By mixing 30% and 60% acid solutions and adding 10 kg of pure water, a 36% acid solution was obtained.
By mixing 30% and 60% acid solutions and adding 10 kg of pure water, a 36% acid solution was obtained. If, instead of 10 kg of water, 10 kg of a 50% solution of the same acid were added, then a 41% acid solution would be obtained. How many kilograms of the 30% solution were used to make the mixture?
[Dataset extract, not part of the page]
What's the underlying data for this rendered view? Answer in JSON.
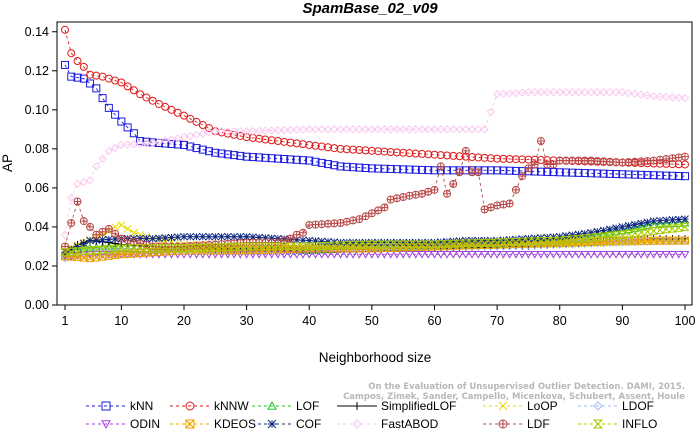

To solve the problem, we will immediately introduce variables.
Let m be the mass of the first solution, n – the mass of the second solution.
Based on the conditions of the problem, we will compose and solve a system of two equations:
0.3 * m + 0.6 * n = 0.36 * (m + n + 10);
0.3 * m + 0.6 * n + 5 = 0.41 * (m + n + 10);
0.3 * m + 0.6 * n = 0.36 * m + 0.36 * n + 3.6;
0.3 * m + 0.6 * n + 5 = 0.41 * m + 0.41 * n + 4.1;
0.24 * n = 0.06 * m + 3.6;
0.11 * m = 0.19 * n + 0.9;
0.06 * m = 0.24 * n – 3.6;
m = 4 * n – 60;
0.11 * (4 * n – 60) = 0.19 * n + 0.9;
0.44 * n – 6.6 = 0.19 * n + 0.9;
0.25 * n = 7.5;
n = 30 kg.
m = 4 * 30 – 60 = 60 kg – the mass of the first solution.